Tatilde fark ettiğim gerçek
Şarjı bitmiyor. Yeni sürüm gerektirmiyor. Devamlı güncelleme ve bakım gerektiren, ille de her iki - üç senede bir yenilenmesi gereken bir cihaza gereksinim duymuyor. Bir ekranı olmadığından gereksiz radyasyona maruz bırakmıyor. Islanınca güneşe koyuyorsunuz kuruyor. Yere düşünce kırılmıyor.
Herhangi bir yere abone olmaya, oraya her ay bir ücret ödemeye ve elalemin spam’ına bilgi mail’lerine maruz kalmaya gerek yok.
Herhangi bir anlaşmaya imza atmaya gerek yok. Asla okumadığın ve asla okumayacağın uzun bir yazının sonundaki kutuları tik’leyip evet kabul ediyorum demene (neyi kabul ediyoruz tam bilemiyoruz) gerek yok.
Alıyorsun senin oluyor. Bitti. Artık istediğin gibi faydalanabilirsin. Sevdiğin birine hediye edebilirsin. İleride bunu çocuklarıma bırakırım diyebilirsin.
Rafına koyabilirsin ve evine gelen birileri o rafı karıştırıp onu bulabilir. Faydalanabilr. İyi zaman geçirebilir. Bir şeyler öğrenebilir. Yok paylaşmam dersen rafında durur, ne zaman istersen sen dalarsın içine.
Reklam yok, mesaj yok. Reklamsız versiyon için para öde ısrarı yok. Habire pop-up pencereler açılmayacak.
Hack’lenme, dolandırılma, kandırılma derdin yok. Koyarsın çayını kahveni, yanına simidini, kurabiyeni. Açarsın okursun, sana ait, senin. İçine kimse giremez. Güvenlik yüzde yüz.
Kitap, bildiğiniz kâğıt kitap, hâlâ en iyi “bilgi” depolama ve o bilgiye ulaşım formatı.
Kültürel hegemonya
Kpop Demon Hunters filminin soundtrack’i Spotify’da 3 milyar izlemeyi çoktan geçti. Film şu ana kadar Netflix tarihindeki en fazla izlenen yapım unvanını aldı. Bundan önceki rekor da yine Güney Kore’yle ilişkili The Squid Game’deydi.
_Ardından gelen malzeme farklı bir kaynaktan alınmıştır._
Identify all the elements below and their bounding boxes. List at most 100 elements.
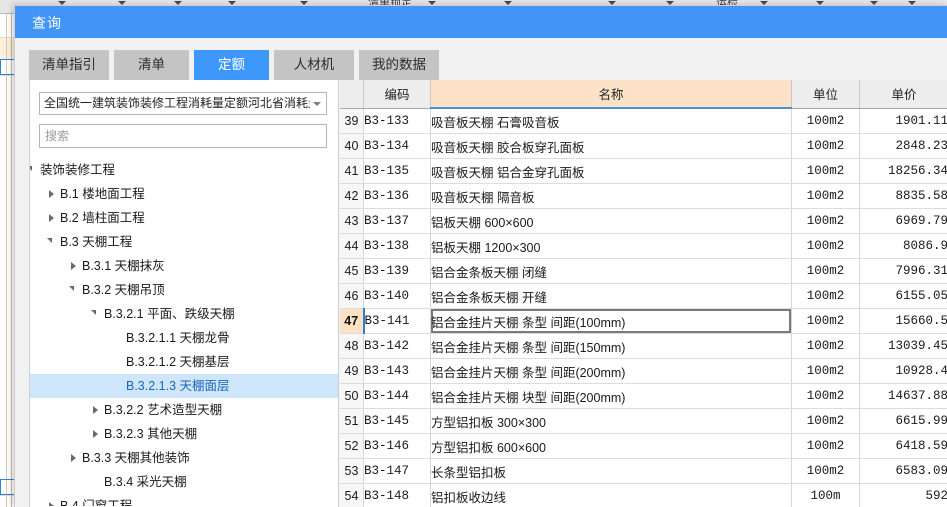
cell-price[interactable]: 6615.99 <box>859 408 947 434</box>
cell-name[interactable]: 铝合金挂片天棚 条型 间距(200mm) <box>430 358 792 384</box>
search-input[interactable] <box>39 124 327 148</box>
cell-rownum[interactable]: 50 <box>340 383 364 409</box>
cell-unit[interactable]: 100m <box>791 483 860 507</box>
cell-code[interactable]: B3-148 <box>363 483 431 507</box>
cell-price[interactable]: 15660.5 <box>859 308 947 334</box>
cell-name[interactable]: 长条型铝扣板 <box>430 458 792 484</box>
table-row[interactable]: 44 B3-138 铝板天棚 1200×300 100m2 8086.9 <box>340 233 947 259</box>
cell-name[interactable]: 铝合金挂片天棚 条型 间距(100mm) <box>430 308 792 334</box>
tree-item-6[interactable]: B.3.2.1 平面、跌级天棚 <box>30 302 338 326</box>
cell-price[interactable]: 7996.31 <box>859 258 947 284</box>
cell-code[interactable]: B3-134 <box>363 133 431 159</box>
cell-code[interactable]: B3-135 <box>363 158 431 184</box>
column-header-rownum[interactable] <box>340 80 364 109</box>
tab-1[interactable]: 清单 <box>114 50 189 80</box>
tree-expand-icon[interactable] <box>68 254 80 278</box>
tree-item-0[interactable]: 装饰装修工程 <box>30 158 338 182</box>
tree-collapse-icon[interactable] <box>90 302 102 326</box>
tab-0[interactable]: 清单指引 <box>29 50 109 80</box>
cell-unit[interactable]: 100m2 <box>791 283 860 309</box>
cell-price[interactable]: 8835.58 <box>859 183 947 209</box>
tree-collapse-icon[interactable] <box>68 278 80 302</box>
table-row[interactable]: 43 B3-137 铝板天棚 600×600 100m2 6969.79 <box>340 208 947 234</box>
tab-3[interactable]: 人材机 <box>274 50 354 80</box>
cell-name[interactable]: 吸音板天棚 胶合板穿孔面板 <box>430 133 792 159</box>
cell-name[interactable]: 吸音板天棚 石膏吸音板 <box>430 108 792 134</box>
tree-item-2[interactable]: B.2 墙柱面工程 <box>30 206 338 230</box>
cell-rownum[interactable]: 54 <box>340 483 364 507</box>
cell-unit[interactable]: 100m2 <box>791 408 860 434</box>
cell-rownum[interactable]: 45 <box>340 258 364 284</box>
cell-unit[interactable]: 100m2 <box>791 258 860 284</box>
定额-library-select[interactable]: 全国统一建筑装饰装修工程消耗量定额河北省消耗量 <box>39 92 327 115</box>
tree-item-11[interactable]: B.3.2.3 其他天棚 <box>30 422 338 446</box>
cell-price[interactable]: 13039.45 <box>859 333 947 359</box>
cell-code[interactable]: B3-133 <box>363 108 431 134</box>
cell-unit[interactable]: 100m2 <box>791 208 860 234</box>
cell-name[interactable]: 铝扣板收边线 <box>430 483 792 507</box>
cell-rownum[interactable]: 44 <box>340 233 364 259</box>
cell-price[interactable]: 8086.9 <box>859 233 947 259</box>
cell-price[interactable]: 6155.05 <box>859 283 947 309</box>
tree-item-4[interactable]: B.3.1 天棚抹灰 <box>30 254 338 278</box>
cell-price[interactable]: 18256.34 <box>859 158 947 184</box>
tree-item-9[interactable]: B.3.2.1.3 天棚面层 <box>30 374 338 398</box>
table-row[interactable]: 47 B3-141 铝合金挂片天棚 条型 间距(100mm) 100m2 15660.5 <box>340 308 947 334</box>
cell-price[interactable]: 6418.59 <box>859 433 947 459</box>
tree-item-5[interactable]: B.3.2 天棚吊顶 <box>30 278 338 302</box>
cell-unit[interactable]: 100m2 <box>791 458 860 484</box>
cell-name[interactable]: 铝合金条板天棚 开缝 <box>430 283 792 309</box>
tree-expand-icon[interactable] <box>90 398 102 422</box>
table-row[interactable]: 40 B3-134 吸音板天棚 胶合板穿孔面板 100m2 2848.23 <box>340 133 947 159</box>
cell-rownum[interactable]: 47 <box>340 308 365 334</box>
tree-item-10[interactable]: B.3.2.2 艺术造型天棚 <box>30 398 338 422</box>
tree-item-12[interactable]: B.3.3 天棚其他装饰 <box>30 446 338 470</box>
cell-code[interactable]: B3-136 <box>363 183 431 209</box>
table-row[interactable]: 42 B3-136 吸音板天棚 隔音板 100m2 8835.58 <box>340 183 947 209</box>
column-header-code[interactable]: 编码 <box>363 80 431 109</box>
cell-unit[interactable]: 100m2 <box>791 308 860 334</box>
cell-rownum[interactable]: 53 <box>340 458 364 484</box>
table-row[interactable]: 45 B3-139 铝合金条板天棚 闭缝 100m2 7996.31 <box>340 258 947 284</box>
cell-rownum[interactable]: 46 <box>340 283 364 309</box>
table-row[interactable]: 48 B3-142 铝合金挂片天棚 条型 间距(150mm) 100m2 13039.4… <box>340 333 947 359</box>
tree-item-1[interactable]: B.1 楼地面工程 <box>30 182 338 206</box>
cell-code[interactable]: B3-146 <box>363 433 431 459</box>
table-row[interactable]: 49 B3-143 铝合金挂片天棚 条型 间距(200mm) 100m2 10928.4 <box>340 358 947 384</box>
table-row[interactable]: 46 B3-140 铝合金条板天棚 开缝 100m2 6155.05 <box>340 283 947 309</box>
cell-rownum[interactable]: 39 <box>340 108 364 134</box>
table-row[interactable]: 50 B3-144 铝合金挂片天棚 块型 间距(200mm) 100m2 14637.8… <box>340 383 947 409</box>
cell-rownum[interactable]: 43 <box>340 208 364 234</box>
cell-name[interactable]: 铝合金挂片天棚 块型 间距(200mm) <box>430 383 792 409</box>
cell-price[interactable]: 6969.79 <box>859 208 947 234</box>
table-row[interactable]: 54 B3-148 铝扣板收边线 100m 592 <box>340 483 947 507</box>
cell-code[interactable]: B3-139 <box>363 258 431 284</box>
cell-unit[interactable]: 100m2 <box>791 358 860 384</box>
cell-unit[interactable]: 100m2 <box>791 183 860 209</box>
table-row[interactable]: 53 B3-147 长条型铝扣板 100m2 6583.09 <box>340 458 947 484</box>
cell-rownum[interactable]: 41 <box>340 158 364 184</box>
cell-unit[interactable]: 100m2 <box>791 158 860 184</box>
cell-price[interactable]: 14637.88 <box>859 383 947 409</box>
cell-rownum[interactable]: 51 <box>340 408 364 434</box>
cell-name[interactable]: 铝板天棚 1200×300 <box>430 233 792 259</box>
tree-expand-icon[interactable] <box>68 446 80 470</box>
quota-table-container[interactable]: 编码 名称 单位 单价 39 B3-133 吸音板天棚 石膏吸音板 100m2 1901… <box>340 80 947 507</box>
cell-name[interactable]: 铝板天棚 600×600 <box>430 208 792 234</box>
tree-item-7[interactable]: B.3.2.1.1 天棚龙骨 <box>30 326 338 350</box>
cell-rownum[interactable]: 52 <box>340 433 364 459</box>
column-header-name[interactable]: 名称 <box>430 80 792 109</box>
column-header-price[interactable]: 单价 <box>859 80 947 109</box>
tree-collapse-icon[interactable] <box>46 230 58 254</box>
table-row[interactable]: 41 B3-135 吸音板天棚 铝合金穿孔面板 100m2 18256.34 <box>340 158 947 184</box>
cell-name[interactable]: 方型铝扣板 600×600 <box>430 433 792 459</box>
column-header-unit[interactable]: 单位 <box>791 80 860 109</box>
cell-code[interactable]: B3-138 <box>363 233 431 259</box>
tree-expand-icon[interactable] <box>46 182 58 206</box>
tab-4[interactable]: 我的数据 <box>359 50 439 80</box>
tree-item-8[interactable]: B.3.2.1.2 天棚基层 <box>30 350 338 374</box>
cell-name[interactable]: 吸音板天棚 隔音板 <box>430 183 792 209</box>
cell-rownum[interactable]: 49 <box>340 358 364 384</box>
tree-expand-icon[interactable] <box>90 422 102 446</box>
cell-rownum[interactable]: 40 <box>340 133 364 159</box>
Labubu fenomeni yayıldıkça yayılıyor. Çoğu insan için “Labubu” Fransızca gibi tınlasa da Hong Kong’lu illüstratör Kasing Lung tarafından yaratılmış bir oyuncak serisi. Çinli PopMart üretip satıyor. Şirketin karı yüzde 400 arttı. Şirketin hisseleri borsada o kadar arttı ki Barbie’yi üreten Mattel, Hello Kitty’yi üreten Sanrio, Transformers’ı üreten Hasbro’nun tamamından daha değerli artık.
Kültürel hegemonya el değiştirecek mi yoksa Batı’nın hükümranlığı daha devam eder mi sorusunu soranlara son zamanlarda hayli çok ve güçlü yanıtlar geliyor. Ne dersiniz?

Ecem Taçalan’ın başarısı
17 yaşındaki genç piyanist Ecem Taçalan, Moskova Çaykovski Konservatuarı piyano bölümüne kabul edildi. Klasik müzik alanında çok büyük bir başarı. Ancak piyanoya 7 yaşında başlayan ve pek çok ödülü bulunan Taçalan’ın bu eğitime başlaması için desteğe ihtiyaç var. Kendisi Temmuz’da Andante dergisine “Yıllardır verdiğim emeklerin boşa gitmemesi ve bu önemli yolculuğun yarım kalmaması için bana el uzatmanızı, bu hayale ortak olmanızı tüm içtenliğimle diliyorum” şeklinde konuşmuş. Bu genç ve yetenekli sanatçının hak ettiği desteği bulacağına inanıyorum.